Representatives from the School of Education made presentations at the 2015 annual meeting of the American Educational Research Association, held April 16 to 20 in Chicago. Bruce Long Peng, Jean Ann, Pat Russo and Anneke McEvoy presented “Clinically Rich Teacher Preparation: Promises and Challenges.” McEvoy and Barbara Garii, formerly of SUNY Oswego, presented “Clinically Rich in Action: Pathways to Induction and Implementation.”

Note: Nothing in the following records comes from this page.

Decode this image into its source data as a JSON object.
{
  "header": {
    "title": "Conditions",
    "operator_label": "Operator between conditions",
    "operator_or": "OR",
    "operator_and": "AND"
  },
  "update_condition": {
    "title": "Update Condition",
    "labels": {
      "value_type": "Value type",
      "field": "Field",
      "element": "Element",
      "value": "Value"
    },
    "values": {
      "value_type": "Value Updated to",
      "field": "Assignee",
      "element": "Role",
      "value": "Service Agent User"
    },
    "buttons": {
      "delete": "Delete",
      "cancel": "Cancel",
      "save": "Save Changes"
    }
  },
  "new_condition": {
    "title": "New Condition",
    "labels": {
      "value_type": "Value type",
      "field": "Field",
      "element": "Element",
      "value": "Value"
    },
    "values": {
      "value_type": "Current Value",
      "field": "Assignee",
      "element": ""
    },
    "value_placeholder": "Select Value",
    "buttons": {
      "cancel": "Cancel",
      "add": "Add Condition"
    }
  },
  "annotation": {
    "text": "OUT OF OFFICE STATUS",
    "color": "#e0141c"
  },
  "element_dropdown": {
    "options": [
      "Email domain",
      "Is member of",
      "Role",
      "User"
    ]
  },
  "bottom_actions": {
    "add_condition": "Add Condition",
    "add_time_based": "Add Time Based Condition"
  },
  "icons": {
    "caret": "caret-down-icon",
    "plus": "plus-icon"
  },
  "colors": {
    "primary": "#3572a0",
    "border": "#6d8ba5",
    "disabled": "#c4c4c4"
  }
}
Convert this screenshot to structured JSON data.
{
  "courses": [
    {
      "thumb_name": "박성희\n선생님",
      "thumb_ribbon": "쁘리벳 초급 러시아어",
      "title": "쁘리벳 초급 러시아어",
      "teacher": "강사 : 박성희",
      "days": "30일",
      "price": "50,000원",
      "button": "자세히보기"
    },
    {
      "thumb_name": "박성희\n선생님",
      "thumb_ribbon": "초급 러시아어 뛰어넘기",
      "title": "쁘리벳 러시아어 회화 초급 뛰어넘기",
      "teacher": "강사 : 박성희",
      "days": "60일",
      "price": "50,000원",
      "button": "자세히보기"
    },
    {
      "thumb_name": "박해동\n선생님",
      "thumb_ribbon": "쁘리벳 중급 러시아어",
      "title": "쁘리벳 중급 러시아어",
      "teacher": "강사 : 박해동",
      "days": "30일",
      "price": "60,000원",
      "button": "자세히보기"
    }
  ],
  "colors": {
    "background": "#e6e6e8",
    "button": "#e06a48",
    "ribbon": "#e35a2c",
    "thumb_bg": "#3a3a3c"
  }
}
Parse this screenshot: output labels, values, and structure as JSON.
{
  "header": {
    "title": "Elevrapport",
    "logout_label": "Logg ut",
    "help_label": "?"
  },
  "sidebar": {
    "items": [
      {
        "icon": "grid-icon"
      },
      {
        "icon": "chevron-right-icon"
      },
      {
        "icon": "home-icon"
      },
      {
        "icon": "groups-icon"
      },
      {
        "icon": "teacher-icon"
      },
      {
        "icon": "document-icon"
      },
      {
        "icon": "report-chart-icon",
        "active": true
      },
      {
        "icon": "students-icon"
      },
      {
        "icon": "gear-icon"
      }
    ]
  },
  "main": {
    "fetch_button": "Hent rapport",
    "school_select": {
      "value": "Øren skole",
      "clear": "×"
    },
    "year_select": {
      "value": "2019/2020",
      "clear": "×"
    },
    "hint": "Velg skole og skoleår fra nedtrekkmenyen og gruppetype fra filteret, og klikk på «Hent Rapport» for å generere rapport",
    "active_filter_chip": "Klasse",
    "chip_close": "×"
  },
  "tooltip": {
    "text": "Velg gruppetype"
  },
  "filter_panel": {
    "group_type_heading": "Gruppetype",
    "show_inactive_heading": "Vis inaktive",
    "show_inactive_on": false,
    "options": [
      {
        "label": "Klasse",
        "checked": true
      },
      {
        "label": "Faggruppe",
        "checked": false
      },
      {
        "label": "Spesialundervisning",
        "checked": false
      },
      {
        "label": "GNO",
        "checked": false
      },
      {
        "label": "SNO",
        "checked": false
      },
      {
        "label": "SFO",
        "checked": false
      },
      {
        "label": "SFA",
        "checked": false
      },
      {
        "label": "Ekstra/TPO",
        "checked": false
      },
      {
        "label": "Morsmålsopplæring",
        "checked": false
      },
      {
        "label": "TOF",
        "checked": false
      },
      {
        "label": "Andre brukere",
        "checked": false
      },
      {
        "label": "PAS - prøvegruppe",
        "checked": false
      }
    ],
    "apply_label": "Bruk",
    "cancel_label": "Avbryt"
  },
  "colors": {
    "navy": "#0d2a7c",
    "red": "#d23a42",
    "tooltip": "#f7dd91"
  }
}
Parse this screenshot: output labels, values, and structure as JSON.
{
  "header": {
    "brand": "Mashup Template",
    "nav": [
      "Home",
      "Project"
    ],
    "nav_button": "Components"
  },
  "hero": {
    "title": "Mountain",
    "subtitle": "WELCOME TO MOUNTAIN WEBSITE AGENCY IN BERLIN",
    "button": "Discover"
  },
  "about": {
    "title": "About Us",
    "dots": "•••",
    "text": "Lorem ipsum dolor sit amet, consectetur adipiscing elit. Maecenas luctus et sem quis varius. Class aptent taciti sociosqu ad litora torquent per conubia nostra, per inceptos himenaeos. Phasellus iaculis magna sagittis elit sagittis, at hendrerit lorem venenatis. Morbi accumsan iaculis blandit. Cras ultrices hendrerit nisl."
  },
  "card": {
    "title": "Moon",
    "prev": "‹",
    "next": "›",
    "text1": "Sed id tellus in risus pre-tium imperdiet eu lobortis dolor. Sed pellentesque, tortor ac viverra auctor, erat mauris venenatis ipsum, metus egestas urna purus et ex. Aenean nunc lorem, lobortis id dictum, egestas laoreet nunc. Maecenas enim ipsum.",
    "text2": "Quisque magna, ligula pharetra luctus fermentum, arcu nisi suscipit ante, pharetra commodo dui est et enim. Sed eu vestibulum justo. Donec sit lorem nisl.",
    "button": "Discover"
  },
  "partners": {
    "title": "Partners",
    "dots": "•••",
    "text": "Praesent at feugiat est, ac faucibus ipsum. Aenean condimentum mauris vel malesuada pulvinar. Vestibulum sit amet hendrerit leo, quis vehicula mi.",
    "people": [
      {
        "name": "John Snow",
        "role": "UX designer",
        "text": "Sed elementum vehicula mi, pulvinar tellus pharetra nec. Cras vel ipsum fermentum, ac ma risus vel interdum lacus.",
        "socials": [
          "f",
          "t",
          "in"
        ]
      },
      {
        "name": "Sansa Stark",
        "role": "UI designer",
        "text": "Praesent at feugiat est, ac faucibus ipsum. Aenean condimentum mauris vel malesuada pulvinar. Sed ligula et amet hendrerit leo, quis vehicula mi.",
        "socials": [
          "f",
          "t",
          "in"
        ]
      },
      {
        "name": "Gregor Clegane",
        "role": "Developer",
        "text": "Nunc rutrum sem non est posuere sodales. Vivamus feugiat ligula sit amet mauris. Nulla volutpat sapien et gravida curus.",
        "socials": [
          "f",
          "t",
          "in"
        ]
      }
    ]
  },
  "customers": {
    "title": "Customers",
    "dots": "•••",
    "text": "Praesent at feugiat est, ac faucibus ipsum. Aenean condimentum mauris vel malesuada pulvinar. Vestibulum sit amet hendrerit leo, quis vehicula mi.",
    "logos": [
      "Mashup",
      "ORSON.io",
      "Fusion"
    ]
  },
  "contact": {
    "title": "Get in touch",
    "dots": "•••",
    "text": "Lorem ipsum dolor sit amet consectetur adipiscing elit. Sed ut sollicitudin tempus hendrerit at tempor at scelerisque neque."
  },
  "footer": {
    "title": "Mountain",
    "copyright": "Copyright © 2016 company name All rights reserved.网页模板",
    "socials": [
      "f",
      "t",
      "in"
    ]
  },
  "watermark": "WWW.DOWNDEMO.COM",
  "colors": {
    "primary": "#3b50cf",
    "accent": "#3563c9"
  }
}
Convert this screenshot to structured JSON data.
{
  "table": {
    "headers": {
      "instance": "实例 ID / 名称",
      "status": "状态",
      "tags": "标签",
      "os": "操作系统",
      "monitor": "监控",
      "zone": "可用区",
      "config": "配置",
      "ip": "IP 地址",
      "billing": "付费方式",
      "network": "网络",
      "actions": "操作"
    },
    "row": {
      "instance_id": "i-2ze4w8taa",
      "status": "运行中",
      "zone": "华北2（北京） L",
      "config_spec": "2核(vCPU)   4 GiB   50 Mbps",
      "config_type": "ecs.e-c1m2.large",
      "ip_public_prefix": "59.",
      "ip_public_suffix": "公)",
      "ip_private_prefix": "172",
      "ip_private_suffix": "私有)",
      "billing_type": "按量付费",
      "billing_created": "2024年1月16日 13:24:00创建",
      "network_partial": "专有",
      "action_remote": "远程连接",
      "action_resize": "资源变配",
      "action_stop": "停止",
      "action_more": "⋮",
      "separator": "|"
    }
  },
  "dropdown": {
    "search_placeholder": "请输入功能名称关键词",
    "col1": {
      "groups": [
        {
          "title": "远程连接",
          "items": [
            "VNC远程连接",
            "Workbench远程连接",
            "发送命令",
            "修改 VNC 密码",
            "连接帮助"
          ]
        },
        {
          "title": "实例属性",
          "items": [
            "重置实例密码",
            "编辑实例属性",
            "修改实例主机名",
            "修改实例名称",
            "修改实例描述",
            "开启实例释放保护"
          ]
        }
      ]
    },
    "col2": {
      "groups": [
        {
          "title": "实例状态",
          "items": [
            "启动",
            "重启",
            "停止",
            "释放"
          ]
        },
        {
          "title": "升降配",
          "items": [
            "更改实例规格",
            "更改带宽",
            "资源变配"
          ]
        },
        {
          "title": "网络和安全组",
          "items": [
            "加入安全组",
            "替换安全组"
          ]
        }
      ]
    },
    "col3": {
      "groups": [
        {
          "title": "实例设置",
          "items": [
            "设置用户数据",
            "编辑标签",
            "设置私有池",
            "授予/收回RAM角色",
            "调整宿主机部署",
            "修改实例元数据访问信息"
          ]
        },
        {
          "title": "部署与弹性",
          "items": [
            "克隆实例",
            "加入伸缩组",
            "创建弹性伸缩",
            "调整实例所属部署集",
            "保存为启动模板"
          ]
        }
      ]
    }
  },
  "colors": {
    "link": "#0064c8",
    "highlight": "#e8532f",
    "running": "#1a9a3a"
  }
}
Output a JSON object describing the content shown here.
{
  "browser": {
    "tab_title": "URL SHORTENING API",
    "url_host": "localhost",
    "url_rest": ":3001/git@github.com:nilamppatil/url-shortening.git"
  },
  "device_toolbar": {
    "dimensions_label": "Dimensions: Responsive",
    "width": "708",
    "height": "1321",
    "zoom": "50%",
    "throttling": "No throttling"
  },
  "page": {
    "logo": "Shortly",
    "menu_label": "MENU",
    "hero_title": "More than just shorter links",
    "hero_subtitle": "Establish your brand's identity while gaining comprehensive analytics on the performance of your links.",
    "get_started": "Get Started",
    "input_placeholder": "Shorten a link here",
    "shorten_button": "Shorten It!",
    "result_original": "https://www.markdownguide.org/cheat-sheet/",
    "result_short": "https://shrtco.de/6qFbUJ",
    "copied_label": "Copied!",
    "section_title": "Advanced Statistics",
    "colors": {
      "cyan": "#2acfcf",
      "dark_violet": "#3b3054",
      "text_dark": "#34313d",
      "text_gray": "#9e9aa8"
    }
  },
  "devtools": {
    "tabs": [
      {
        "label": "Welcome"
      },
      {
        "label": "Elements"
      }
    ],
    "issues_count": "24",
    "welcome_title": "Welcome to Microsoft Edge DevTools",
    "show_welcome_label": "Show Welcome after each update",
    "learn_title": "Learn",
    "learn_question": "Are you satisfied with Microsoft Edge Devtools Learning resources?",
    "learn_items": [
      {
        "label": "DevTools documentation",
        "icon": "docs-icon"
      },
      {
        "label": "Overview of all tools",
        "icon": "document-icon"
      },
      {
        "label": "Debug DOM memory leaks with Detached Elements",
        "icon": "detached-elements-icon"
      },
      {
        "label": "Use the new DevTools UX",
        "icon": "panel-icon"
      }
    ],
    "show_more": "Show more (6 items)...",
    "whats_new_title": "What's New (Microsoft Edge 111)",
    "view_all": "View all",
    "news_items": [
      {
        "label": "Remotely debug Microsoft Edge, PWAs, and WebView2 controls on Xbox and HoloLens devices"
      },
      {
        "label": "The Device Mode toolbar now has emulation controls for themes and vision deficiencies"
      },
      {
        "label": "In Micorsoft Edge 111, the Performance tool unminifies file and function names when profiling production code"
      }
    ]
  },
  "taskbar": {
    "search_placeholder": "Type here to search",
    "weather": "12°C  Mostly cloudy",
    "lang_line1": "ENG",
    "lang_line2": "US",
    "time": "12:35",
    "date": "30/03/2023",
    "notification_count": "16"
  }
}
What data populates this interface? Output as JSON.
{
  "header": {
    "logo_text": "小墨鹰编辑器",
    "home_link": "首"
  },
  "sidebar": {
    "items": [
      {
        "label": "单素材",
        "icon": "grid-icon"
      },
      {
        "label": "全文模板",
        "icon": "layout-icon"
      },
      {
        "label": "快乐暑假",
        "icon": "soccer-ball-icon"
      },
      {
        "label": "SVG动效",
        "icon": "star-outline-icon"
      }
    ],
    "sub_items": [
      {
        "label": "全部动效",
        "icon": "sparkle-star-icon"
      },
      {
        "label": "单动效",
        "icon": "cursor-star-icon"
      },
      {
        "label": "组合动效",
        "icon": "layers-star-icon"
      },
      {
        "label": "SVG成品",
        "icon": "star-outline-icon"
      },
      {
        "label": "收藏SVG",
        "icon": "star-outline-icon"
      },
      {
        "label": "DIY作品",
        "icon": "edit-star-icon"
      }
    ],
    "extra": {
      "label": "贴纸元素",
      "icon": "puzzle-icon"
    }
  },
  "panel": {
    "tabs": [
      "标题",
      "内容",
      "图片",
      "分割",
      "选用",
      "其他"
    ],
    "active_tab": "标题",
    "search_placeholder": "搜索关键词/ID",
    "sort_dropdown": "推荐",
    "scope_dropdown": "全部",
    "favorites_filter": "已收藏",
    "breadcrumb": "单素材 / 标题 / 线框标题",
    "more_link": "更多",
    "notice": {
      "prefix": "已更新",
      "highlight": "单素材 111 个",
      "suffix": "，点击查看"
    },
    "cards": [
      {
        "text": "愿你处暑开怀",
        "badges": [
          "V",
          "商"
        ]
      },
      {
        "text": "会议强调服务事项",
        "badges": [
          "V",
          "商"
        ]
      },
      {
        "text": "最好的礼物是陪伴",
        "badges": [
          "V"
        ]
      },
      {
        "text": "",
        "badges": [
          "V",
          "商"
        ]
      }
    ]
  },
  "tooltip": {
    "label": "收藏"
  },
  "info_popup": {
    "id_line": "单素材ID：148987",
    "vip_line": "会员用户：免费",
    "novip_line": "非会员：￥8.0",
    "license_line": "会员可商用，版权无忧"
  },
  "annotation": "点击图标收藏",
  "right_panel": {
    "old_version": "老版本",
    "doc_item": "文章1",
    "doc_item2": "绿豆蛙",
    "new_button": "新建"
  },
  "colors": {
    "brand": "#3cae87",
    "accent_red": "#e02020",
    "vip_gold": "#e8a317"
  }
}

K. Brad Wray, professor of philosophy, has published a contribution to the second edition of the International Encyclopedia of the Social and Behavioral Sciences. His contribution is titled “The History of Epistemic Communities and Collaborative Research.”

Several Oswego students made presentations at the Rochester Symposium for Physics Students, held at SUNY Oswego April 11. At the opening session, on astronomy, three presentations were by Oswego students: Daniel Wysocki presented “Morphology of the Large Magellanic Cloud Using Classical Cepheids,” co-authored with Oswego professor Shashi Kanbur and Sukanta Deb and Harinder P. Singh of the University of Delhi; Vincent DeBiase and Gabriel Lauffer Ramos presented “Conditional Entropy Methods for Period Detection in Variable Stars”; and Kenneth Roffo and Michael Leone presented “Fourier Analysis of CSTAR RR Lyrae Variable Stars.” Oswego students presented six posters: “Spectral Analysis of French Horn and Trumpet Mouthpieces” by Josh Bivens; “Temperature Dependence of the Saturation Magnetization in Ferromagnetic Metallic Glasses” by Andrew Bordash and Jacob Mills; “Thin Film Solar Cells: Enhancing Efficiency Using Various Nanoparticles” by Martin Dann with professor Carolina C. Ilie; “Physics in Video Games: Using Numerical Methods to Simulate Newtonian Physics” by Timothy Dougherty; “Capillary Condensation Transitions and Meniscus: Parallel Planes, Nanotubes, and Wedges” by Dylan J. McIntyre, Nicholas C. Jira, M.T. Romano, J.R. D’Rozario, T. Dougherty, M. Guedes-Duarte and Ilie; and “The Brain as a Universe: Misconceptions and Limitation in Brain Theories” by Marie Romano.


In Memoriam

John Glinski, 85, emeritus professor of health and physical education and former athletic director and coach of basketball, baseball and tennis, died April 13 in Charleston, South Carolina.